De cualquiera de ellos.
¿Miraron alguna vez a
un perro como esperando que hable? Si les pasa, notarán que es realmente raro
que el perro no hable. Más, si le descubren las enormes ganas de comunicarse
que tienen. Es como si la comunicación gestual de este bicho no fuera
suficiente: es como si ellos y nosotros esperásemos más.
Lo realmente raro, lo
auténticamente extraño es que no nos parezca raro ni extraño ver que hay
tantas, tantísimas personas que no hablan. No se nota tanto, porque parece que
sí lo hacen. Emiten sonidos congruentes, unidades fonéticas con sentido según
me supo decir alguien alguna vez en referencia a la palabra. Pero hablar, lo
que se dice hablar… es algo más complejo.
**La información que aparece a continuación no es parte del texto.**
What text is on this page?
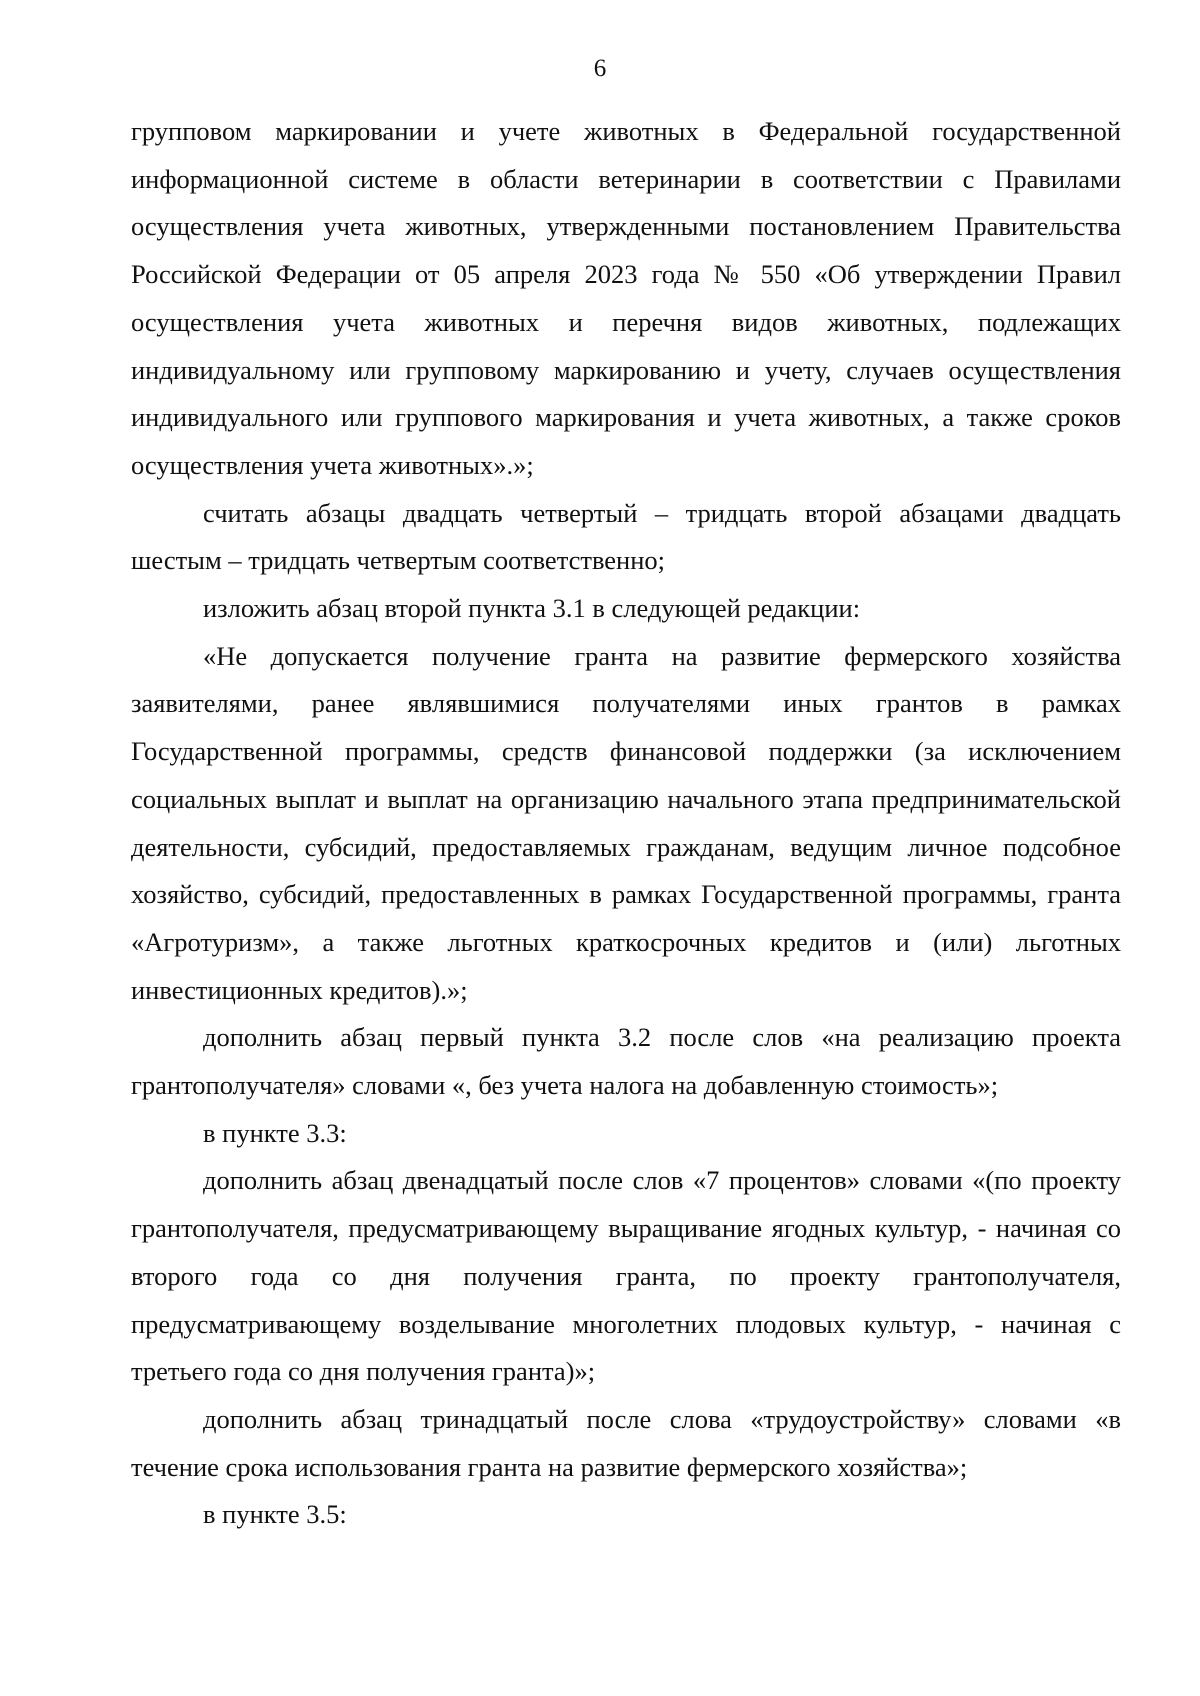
6

групповом маркировании и учете животных в Федеральной государственной информационной системе в области ветеринарии в соответствии с Правилами осуществления учета животных, утвержденными постановлением Правительства Российской Федерации от 05 апреля 2023 года № 550 «Об утверждении Правил осуществления учета животных и перечня видов животных, подлежащих индивидуальному или групповому маркированию и учету, случаев осуществления индивидуального или группового маркирования и учета животных, а также сроков осуществления учета животных».»;

считать абзацы двадцать четвертый – тридцать второй абзацами двадцать шестым – тридцать четвертым соответственно;

изложить абзац второй пункта 3.1 в следующей редакции:

«Не допускается получение гранта на развитие фермерского хозяйства заявителями, ранее являвшимися получателями иных грантов в рамках Государственной программы, средств финансовой поддержки (за исключением социальных выплат и выплат на организацию начального этапа предпринимательской деятельности, субсидий, предоставляемых гражданам, ведущим личное подсобное хозяйство, субсидий, предоставленных в рамках Государственной программы, гранта «Агротуризм», а также льготных краткосрочных кредитов и (или) льготных инвестиционных кредитов).»;

дополнить абзац первый пункта 3.2 после слов «на реализацию проекта грантополучателя» словами «, без учета налога на добавленную стоимость»;

в пункте 3.3:

дополнить абзац двенадцатый после слов «7 процентов» словами «(по проекту грантополучателя, предусматривающему выращивание ягодных культур, - начиная со второго года со дня получения гранта, по проекту грантополучателя, предусматривающему возделывание многолетних плодовых культур, - начиная с третьего года со дня получения гранта)»;

дополнить абзац тринадцатый после слова «трудоустройству» словами «в течение срока использования гранта на развитие фермерского хозяйства»;

в пункте 3.5:
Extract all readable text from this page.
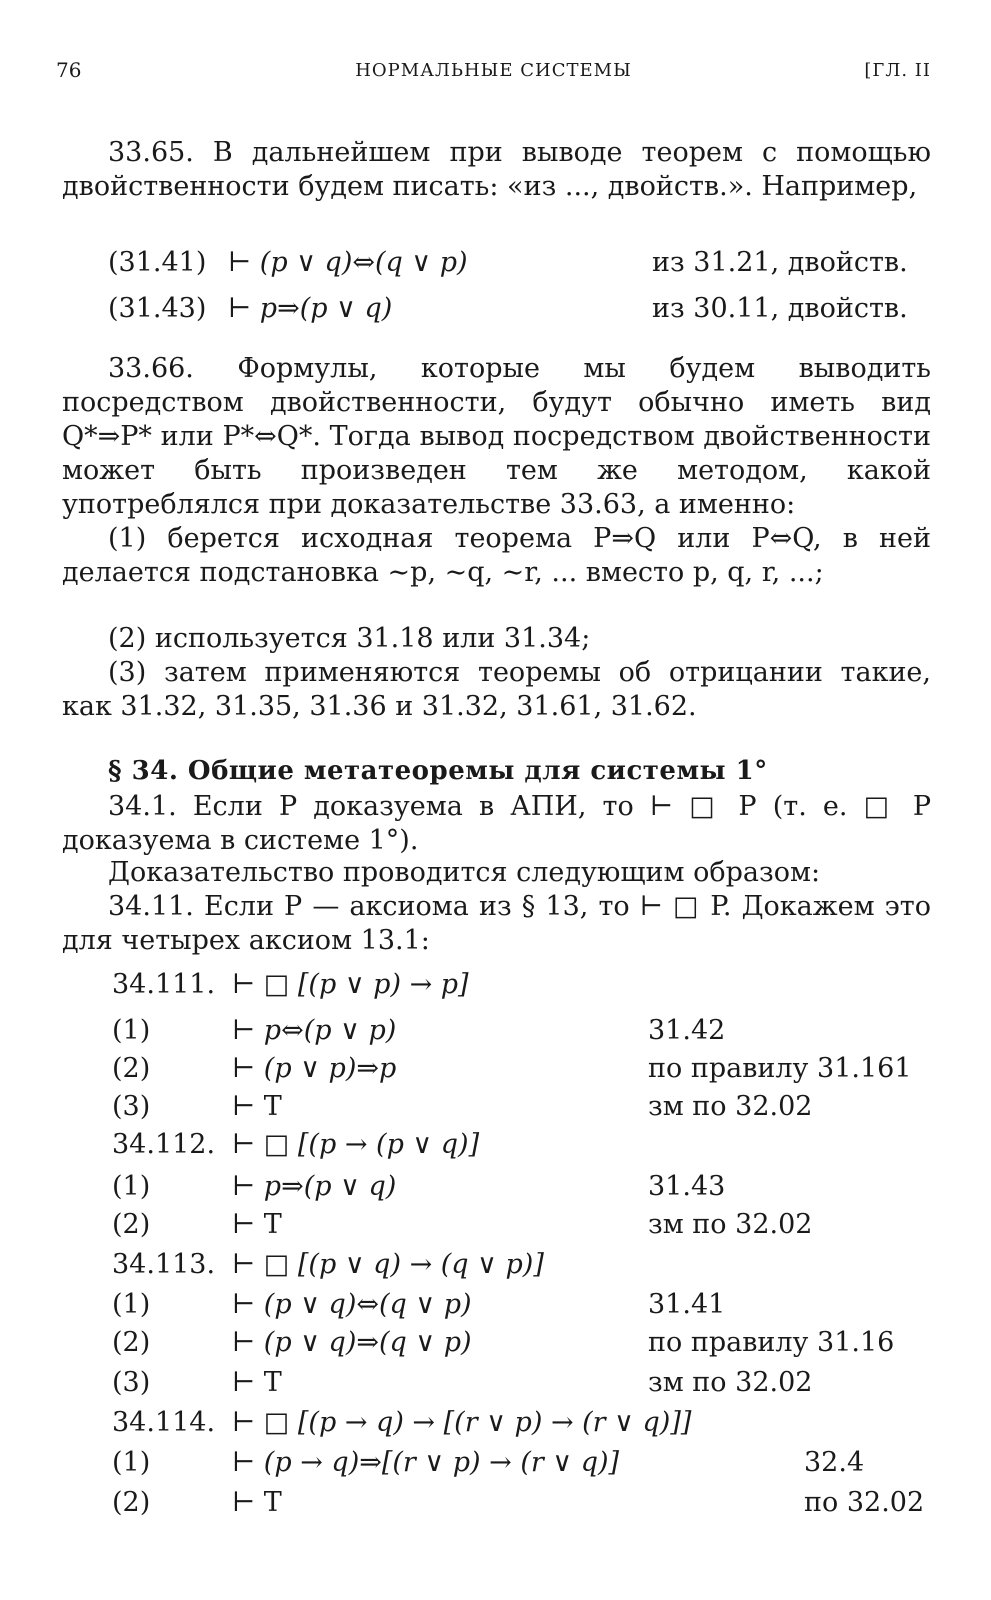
76	НОРМАЛЬНЫЕ СИСТЕМЫ	[ГЛ. II
33.65. В дальнейшем при выводе теорем с помощью двойственности будем писать: «из ..., двойств.». Например,
(31.41) ⊢ (p ∨ q)⇔(q ∨ p)	из 31.21, двойств.
(31.43) ⊢ p⇒(p ∨ q)	из 30.11, двойств.
33.66. Формулы, которые мы будем выводить посредством двойственности, будут обычно иметь вид Q*⇒P* или P*⇔Q*. Тогда вывод посредством двойственности может быть произведен тем же методом, какой употреблялся при доказательстве 33.63, а именно:
(1) берется исходная теорема P⇒Q или P⇔Q, в ней делается подстановка ∼p, ∼q, ∼r, ... вместо p, q, r, ...;
(2) используется 31.18 или 31.34;
(3) затем применяются теоремы об отрицании такие, как 31.32, 31.35, 31.36 и 31.32, 31.61, 31.62.
§ 34. Общие метатеоремы для системы 1°
34.1. Если P доказуема в АПИ, то ⊢ □ P (т. е. □ P доказуема в системе 1°).
Доказательство проводится следующим образом:
34.11. Если P — аксиома из § 13, то ⊢ □ P. Докажем это для четырех аксиом 13.1:
34.111. ⊢ □ [(p ∨ p) → p]
(1)	⊢ p⇔(p ∨ p)	31.42
(2)	⊢ (p ∨ p)⇒p	по правилу 31.161
(3)	⊢ T	зм по 32.02
34.112. ⊢ □ [(p → (p ∨ q)]
(1)	⊢ p⇒(p ∨ q)	31.43
(2)	⊢ T	зм по 32.02
34.113. ⊢ □ [(p ∨ q) → (q ∨ p)]
(1)	⊢ (p ∨ q)⇔(q ∨ p)	31.41
(2)	⊢ (p ∨ q)⇒(q ∨ p)	по правилу 31.16
(3)	⊢ T	зм по 32.02
34.114. ⊢ □ [(p → q) → [(r ∨ p) → (r ∨ q)]]
(1)	⊢ (p → q)⇒[(r ∨ p) → (r ∨ q)]	32.4
(2)	⊢ T	по 32.02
Mucho más complejo. Y claro… es algo
más simple. Mucho más simple. Y no lo hacen con tanta frecuencia. Yo estoy
convencido de que ésa es la verdadera razón del temor o respeto de la gente
sobre Frida y su grupo: ellos no simulaban hablar.
Asusta ver gente que
no habla.
Creo que asusta más
que ver perros que no hablan.
Fue hasta aquel día de
la lluvia radioactiva. Inundó las calles de verde y cada gota ampollaba la piel
de quien se mojaba con ella.
Las gentes del pueblo
no salieron de sus casas durante dos meses. Temían a la lluvia radioactiva, y
bien que hacían: era jodida, muy jodida. Dicen que hasta mortal. Lo que es
peor, dicen también que las personas que descuidadamente tenían contacto con
más de cuatro gotas, enloquecían y corrían, corrían, corrían hasta desvanecerse
en el aire. Esto explicaría porqué jamás se encontró un cadáver de alguien
muerto por la lluvia radioactiva.
……………………………
La lluvia pasó y la gente comenzó a salir de sus casas. Preocupados
por lo que podría pasar con algún residuo de lluvia radioactiva, ansiosos por
volver a cielo abierto y a poder alimentarse naturalmente y ansiosos también
por encerrarse al aire libre, la gente ni cuenta se dio de la ausencia de
Frida, el decorado del pueblo. Pasaron varios días sin que alguien lo advierta.
Una vecina, a la que regularmente Frida le pedía ayuda y de quien siempre la
recibía, finalmente notó la ausencia: Frida no venía desde hace casi un mes desde que terminó el fenómeno.
Preguntando a los demás, todos coincidieron: Frida no circula por las calles
del pueblo ya desde hace tiempo.
Decidieron buscarla.
Armaron un equipo y salieron rumbo al galpón abandonado. Frida no estaba. Sólo
estaban los perros, sentados, acostados, caminando lentamente y, según dicen
algunos, un poco más gordos que el mes pasado.